While not a game changer, Netflix’s localisation in Poland is an important development.
Announced on September 20, followed by a similar move in Turkey two days later, it has seen the company introduce a fully localised user interface, with over 80% of its content dubbed or subtitled into Polish.
At the same time, it has begun charging for its service in local currency and also entered into an agreement with T-Mobile. Just as importantly, it is now offering a growing number of local productions in addition to international hit movies and series.
None of this is new or unexpected. Netflix’s localisation plans for Poland and Turkey in Q3 were signaled in company results published earlier this year.

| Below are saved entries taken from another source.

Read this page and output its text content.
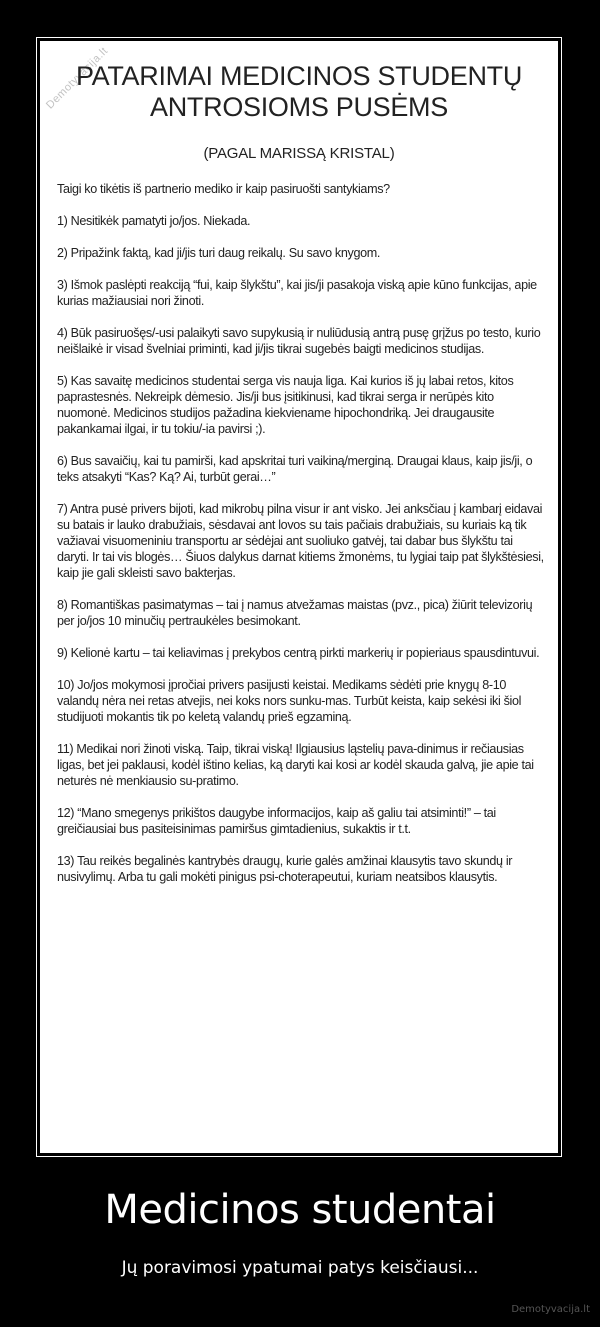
Demotyvacija.lt
PATARIMAI MEDICINOS STUDENTŲ
ANTROSIOMS PUSĖMS
(PAGAL MARISSĄ KRISTAL)

Taigi ko tikėtis iš partnerio mediko ir kaip pasiruošti santykiams?

1) Nesitikėk pamatyti jo/jos. Niekada.

2) Pripažink faktą, kad ji/jis turi daug reikalų. Su savo knygom.

3) Išmok paslėpti reakciją “fui, kaip šlykštu”, kai jis/ji pasakoja viską apie kūno funkcijas, apie kurias mažiausiai nori žinoti.

4) Būk pasiruošęs/-usi palaikyti savo supykusią ir nuliūdusią antrą pusę grįžus po testo, kurio neišlaikė ir visad švelniai priminti, kad ji/jis tikrai sugebės baigti medicinos studijas.

5) Kas savaitę medicinos studentai serga vis nauja liga. Kai kurios iš jų labai retos, kitos paprastesnės. Nekreipk dėmesio. Jis/ji bus įsitikinusi, kad tikrai serga ir nerūpės kito nuomonė. Medicinos studijos pažadina kiekviename hipochondriką. Jei draugausite pakankamai ilgai, ir tu tokiu/-ia pavirsi ;).

6) Bus savaičių, kai tu pamirši, kad apskritai turi vaikiną/merginą. Draugai klaus, kaip jis/ji, o teks atsakyti “Kas? Ką? Ai, turbūt gerai…”

7) Antra pusė privers bijoti, kad mikrobų pilna visur ir ant visko. Jei anksčiau į kambarį eidavai su batais ir lauko drabužiais, sėsdavai ant lovos su tais pačiais drabužiais, su kuriais ką tik važiavai visuomeniniu transportu ar sėdėjai ant suoliuko gatvėj, tai dabar bus šlykštu tai daryti. Ir tai vis blogės… Šiuos dalykus darnat kitiems žmonėms, tu lygiai taip pat šlykštėsiesi, kaip jie gali skleisti savo bakterjas.

8) Romantiškas pasimatymas – tai į namus atvežamas maistas (pvz., pica) žiūrit televizorių per jo/jos 10 minučių pertraukėles besimokant.

9) Kelionė kartu – tai keliavimas į prekybos centrą pirkti markerių ir popieriaus spausdintuvui.

10) Jo/jos mokymosi įpročiai privers pasijusti keistai. Medikams sėdėti prie knygų 8-10 valandų nėra nei retas atvejis, nei koks nors sunku-mas. Turbūt keista, kaip sekėsi iki šiol studijuoti mokantis tik po keletą valandų prieš egzaminą.

11) Medikai nori žinoti viską. Taip, tikrai viską! Ilgiausius ląstelių pava-dinimus ir rečiausias ligas, bet jei paklausi, kodėl ištino kelias, ką daryti kai kosi ar kodėl skauda galvą, jie apie tai neturės nė menkiausio su-pratimo.

12) “Mano smegenys prikištos daugybe informacijos, kaip aš galiu tai atsiminti!” – tai greičiausiai bus pasiteisinimas pamiršus gimtadienius, sukaktis ir t.t.

13) Tau reikės begalinės kantrybės draugų, kurie galės amžinai klausytis tavo skundų ir nusivylimų. Arba tu gali mokėti pinigus psi-choterapeutui, kuriam neatsibos klausytis.

Medicinos studentai
Jų poravimosi ypatumai patys keisčiausi...
Demotyvacija.lt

Furthermore, as far back as March, just two months after the SVOD service’s big global expansion, it was already discussing the possibility of showing Polish titles and even working with the Polish film industry on joint projects.
In March, only around 10% of Netflix’s offer in Poland was being shown either dubbed or subtitled into the local language. While this was probably significantly more than in other CEE markets, it was still a source of irritation to potential customers.

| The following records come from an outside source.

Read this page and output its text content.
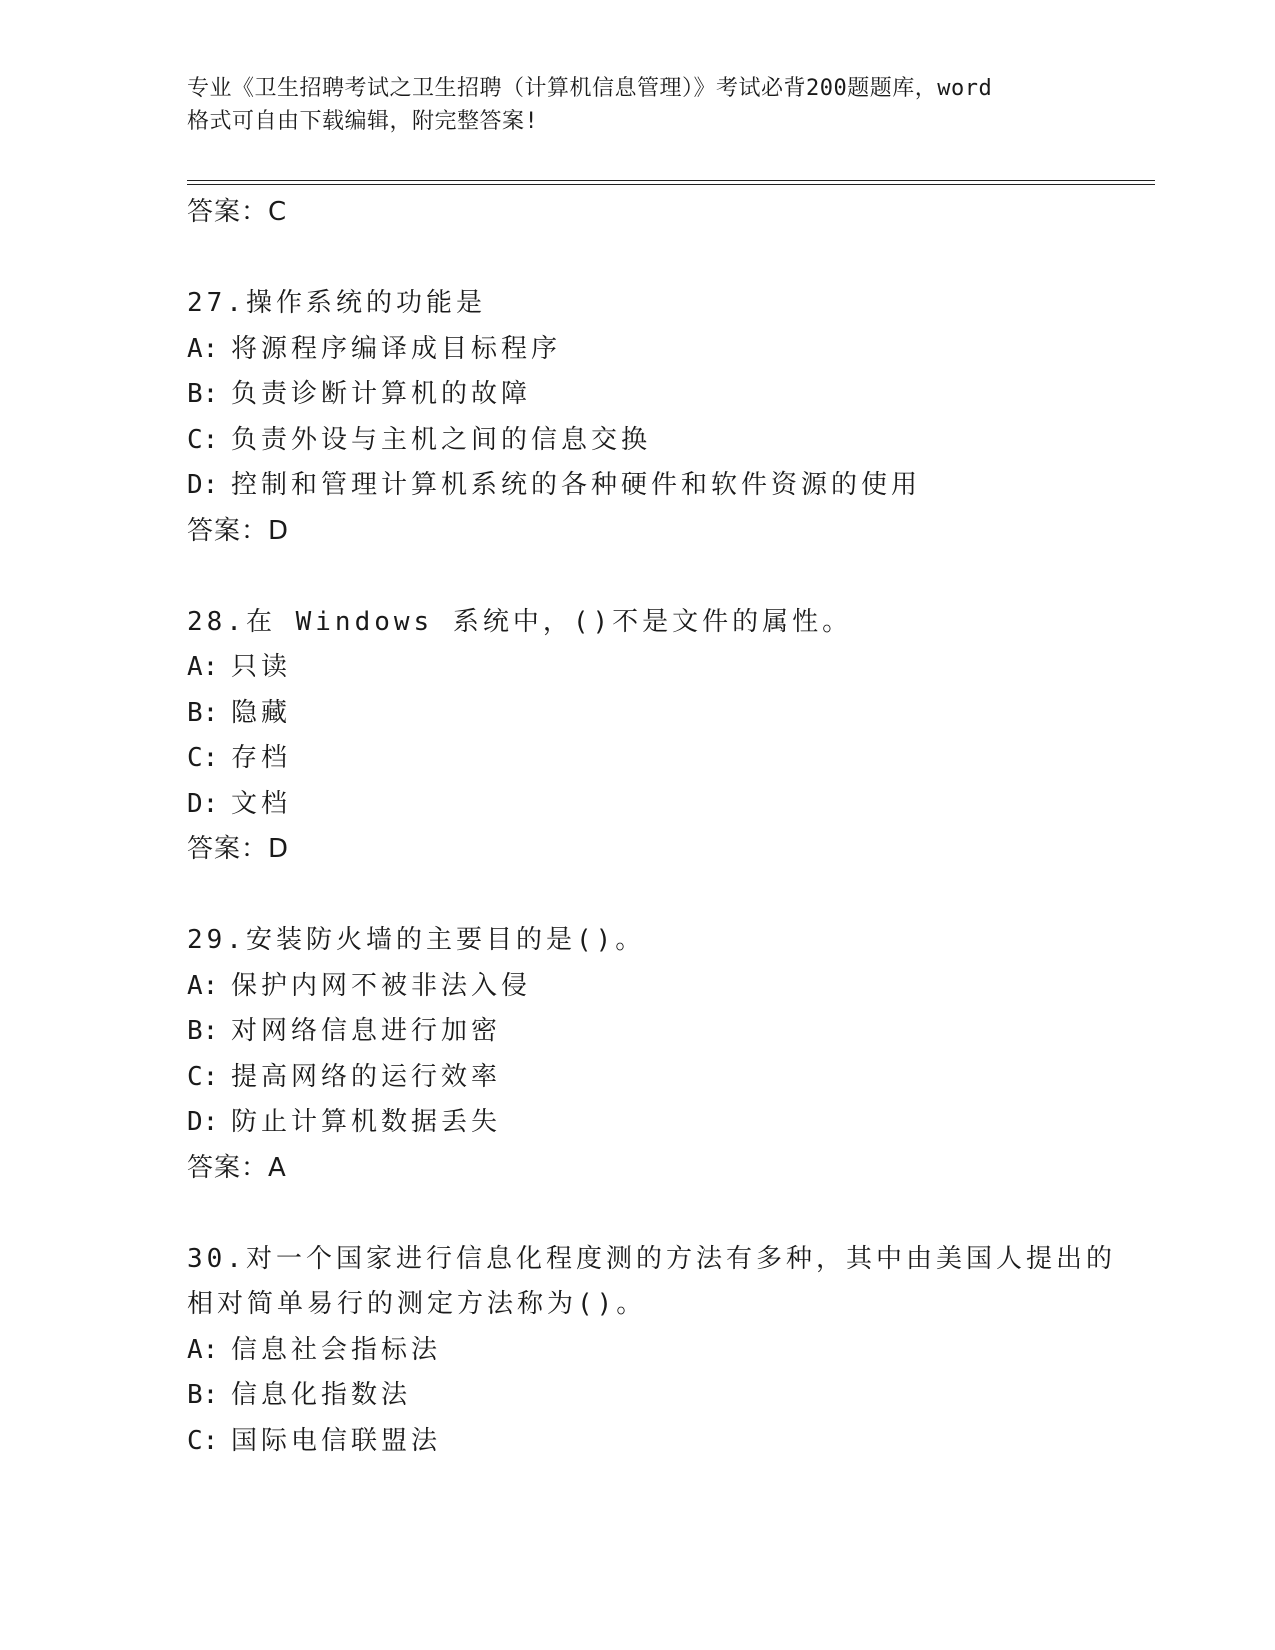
专业《卫生招聘考试之卫生招聘（计算机信息管理）》考试必背200题题库，word
格式可自由下载编辑，附完整答案!
答案：C
27.操作系统的功能是
A: 将源程序编译成目标程序
B: 负责诊断计算机的故障
C: 负责外设与主机之间的信息交换
D: 控制和管理计算机系统的各种硬件和软件资源的使用
答案：D
28.在 Windows 系统中，()不是文件的属性。
A: 只读
B: 隐藏
C: 存档
D: 文档
答案：D
29.安装防火墙的主要目的是()。
A: 保护内网不被非法入侵
B: 对网络信息进行加密
C: 提高网络的运行效率
D: 防止计算机数据丢失
答案：A
30.对一个国家进行信息化程度测的方法有多种，其中由美国人提出的
相对简单易行的测定方法称为()。
A: 信息社会指标法
B: 信息化指数法
C: 国际电信联盟法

So, what happens now? Certainly in Poland, Netflix will be hoping for an upswing in its fortunes. However, whether it can challenge existing local SVOD services, or enter into partnerships with them, remains to be seen.
There is probably no reason why the localisation that has happened in Poland cannot be repeated in other large CEE markets such as Hungary, the Czech Republic and Romania. Russia, by the very nature of the OTT industry there, may require a different and more complex approach.
However, it will probably need more than just localisation for Netflix to really succeed in CEE. Entering into more local partnerships, as well as reducing the cost of the service and making it easier to pay for, will certainly help.